Since getting Akiyo, his colors have really popped. His fins remind me of a rainbow <3

ps. he doesnt usually sit on the bottom of the tank. it seems every picture i get of him hes on the bottom of the tank. Those are the ones that come out good haha










Heres one of his smimming.


----------



## Scienceluvr8 (May 17, 2009)

Aww, he is so cute, he really is a rainbow lol. Where did you get him?


----------



## Philip The Fish (Apr 25, 2009)

Scienceluvr8 said:


> Aww, he is so cute, he really is a rainbow lol. Where did you get him?


i got him at Petco. He caught my eye and he looked pretty sad in his little cup so i took him home.


----------



## IonBaller07 (Mar 29, 2009)

Wow very pretty, I like his scales, kinda reminds me of the dragon trait.


----------



## LiyahsGrandma (May 29, 2009)

Wow what a cute lil betta


----------



## dramaqueen (Jul 7, 2008)

He's very pretty!


----------



## ashleyALE (Jul 1, 2008)

so gorgeous!


----------



## Luchi (May 20, 2009)

Love his fins!


----------



## TianTian (Apr 14, 2009)

Handsome fish!  I love that dark eye over all the white! 

At least he's at the bottom where you can see him. Tian-Tian always hides either in his castle or plant, and Taco just swims so fast it's difficult to get a decent photo of either! XD


----------



## fishboy95 (Jun 16, 2009)

Very unique. and beautiful


----------



## dramaqueen (Jul 7, 2008)

Petco always seems to have such pretty bettas. I wish I had a Petco in my area.


----------



## Philip The Fish (Apr 25, 2009)

dramaqueen said:


> Petco always seems to have such pretty bettas. I wish I had a Petco in my area.

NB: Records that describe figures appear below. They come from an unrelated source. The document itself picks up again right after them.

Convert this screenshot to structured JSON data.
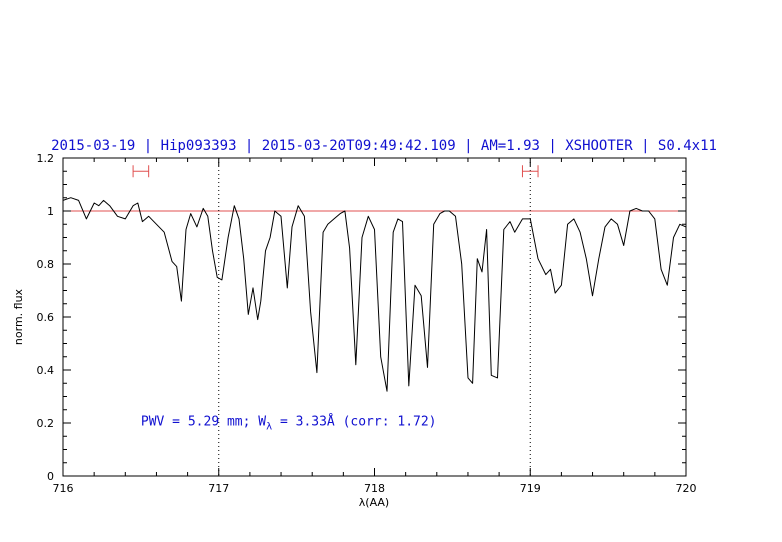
{
  "chart_data": {
    "type": "line",
    "title": "2015-03-19 | Hip093393 | 2015-03-20T09:49:42.109 | AM=1.93 | XSHOOTER | S0.4x11",
    "xlabel": "λ(AA)",
    "ylabel": "norm. flux",
    "xlim": [
      716,
      720
    ],
    "ylim": [
      0,
      1.2
    ],
    "x_ticks": [
      716,
      717,
      718,
      719,
      720
    ],
    "y_ticks": [
      0,
      0.2,
      0.4,
      0.6,
      0.8,
      1,
      1.2
    ],
    "x_tick_labels": [
      "716",
      "717",
      "718",
      "719",
      "720"
    ],
    "y_tick_labels": [
      "0",
      "0.2",
      "0.4",
      "0.6",
      "0.8",
      "1",
      "1.2"
    ],
    "grid": false,
    "reference_line": {
      "y": 1.0,
      "color": "#e05050"
    },
    "vertical_lines": [
      717,
      719
    ],
    "continuum_windows": [
      [
        716.45,
        716.55
      ],
      [
        718.95,
        719.05
      ]
    ],
    "window_marker_y": 1.15,
    "annotation": {
      "prefix": "PWV = 5.29 mm; W",
      "subscript": "λ",
      "suffix": " = 3.33Å (corr: 1.72)",
      "x": 716.5,
      "y": 0.19
    },
    "series": [
      {
        "color": "#000000",
        "x": [
          716.0,
          716.05,
          716.1,
          716.15,
          716.2,
          716.23,
          716.26,
          716.3,
          716.35,
          716.4,
          716.45,
          716.48,
          716.51,
          716.55,
          716.6,
          716.65,
          716.7,
          716.73,
          716.76,
          716.79,
          716.82,
          716.86,
          716.9,
          716.93,
          716.96,
          716.99,
          717.02,
          717.06,
          717.1,
          717.13,
          717.16,
          717.19,
          717.22,
          717.25,
          717.27,
          717.3,
          717.33,
          717.36,
          717.4,
          717.44,
          717.47,
          717.51,
          717.55,
          717.59,
          717.63,
          717.67,
          717.7,
          717.74,
          717.78,
          717.81,
          717.84,
          717.88,
          717.92,
          717.96,
          718.0,
          718.04,
          718.08,
          718.12,
          718.15,
          718.18,
          718.22,
          718.26,
          718.3,
          718.34,
          718.38,
          718.42,
          718.45,
          718.48,
          718.52,
          718.56,
          718.6,
          718.63,
          718.66,
          718.69,
          718.72,
          718.75,
          718.79,
          718.83,
          718.87,
          718.9,
          718.95,
          719.0,
          719.05,
          719.1,
          719.13,
          719.16,
          719.2,
          719.24,
          719.28,
          719.32,
          719.36,
          719.4,
          719.44,
          719.48,
          719.52,
          719.56,
          719.6,
          719.64,
          719.68,
          719.72,
          719.76,
          719.8,
          719.84,
          719.88,
          719.92,
          719.96,
          720.0
        ],
        "y": [
          1.04,
          1.05,
          1.04,
          0.97,
          1.03,
          1.02,
          1.04,
          1.02,
          0.98,
          0.97,
          1.02,
          1.03,
          0.96,
          0.98,
          0.95,
          0.92,
          0.81,
          0.79,
          0.66,
          0.93,
          0.99,
          0.94,
          1.01,
          0.98,
          0.85,
          0.75,
          0.74,
          0.9,
          1.02,
          0.97,
          0.82,
          0.61,
          0.71,
          0.59,
          0.66,
          0.85,
          0.9,
          1.0,
          0.98,
          0.71,
          0.94,
          1.02,
          0.98,
          0.62,
          0.39,
          0.92,
          0.95,
          0.97,
          0.99,
          1.0,
          0.86,
          0.42,
          0.9,
          0.98,
          0.93,
          0.45,
          0.32,
          0.92,
          0.97,
          0.96,
          0.34,
          0.72,
          0.68,
          0.41,
          0.95,
          0.99,
          1.0,
          1.0,
          0.98,
          0.8,
          0.37,
          0.35,
          0.82,
          0.77,
          0.93,
          0.38,
          0.37,
          0.93,
          0.96,
          0.92,
          0.97,
          0.97,
          0.82,
          0.76,
          0.78,
          0.69,
          0.72,
          0.95,
          0.97,
          0.92,
          0.82,
          0.68,
          0.82,
          0.94,
          0.97,
          0.95,
          0.87,
          1.0,
          1.01,
          1.0,
          1.0,
          0.97,
          0.78,
          0.72,
          0.9,
          0.95,
          0.94
        ]
      }
    ]
  }
}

yah i really like petco bettas. They're pretty when you get them, but then they get even prettier in time once they're in better conditions. though i went in today and there were a few that were fine wednesday and dead today =/ that always makes me sad.


----------



## alphabetta (Jun 16, 2009)

he is a truly amazing betta, the metalic blue colour is unpopular but to me is one of the nicest a betta can obtain. a bit scrappy round the gills, which could mean overfeeding. I like the substrate, round black and not too big or small. is there any decor?


----------



## Philip The Fish (Apr 25, 2009)

alphabetta said:


> he is a truly amazing betta, the metalic blue colour is unpopular but to me is one of the nicest a betta can obtain. a bit scrappy round the gills, which could mean overfeeding. I like the substrate, round black and not too big or small. is there any decor?


yah im currently fasting him cause i think hes constipated =/ its been 2 days so far. he'll get a pea in a day or two. 

No one has decor yet (Ankur has a lame plastic plant). Next pay day everyones getting plants and fun stuff to hide in. Im trying to figure out how to decorate his and brutus's tanks because they are round with a light in the middle that lights up the bubbles. Ill probably just put everything in the back....


----------



## minda (Dec 17, 2011)

I just got a female betta that's about like your male-- pale, white body, but with fins that start out at the base in blue, then go to a green, and finally at the tip of the fin, they're red. She's about the prettiest betta female I've ever seen... and yes, I got her at PETCO.


----------



## dramaqueen (Jul 7, 2008)

This thread is 2 and a half years old. Please check dates before posting. Thank you.


----------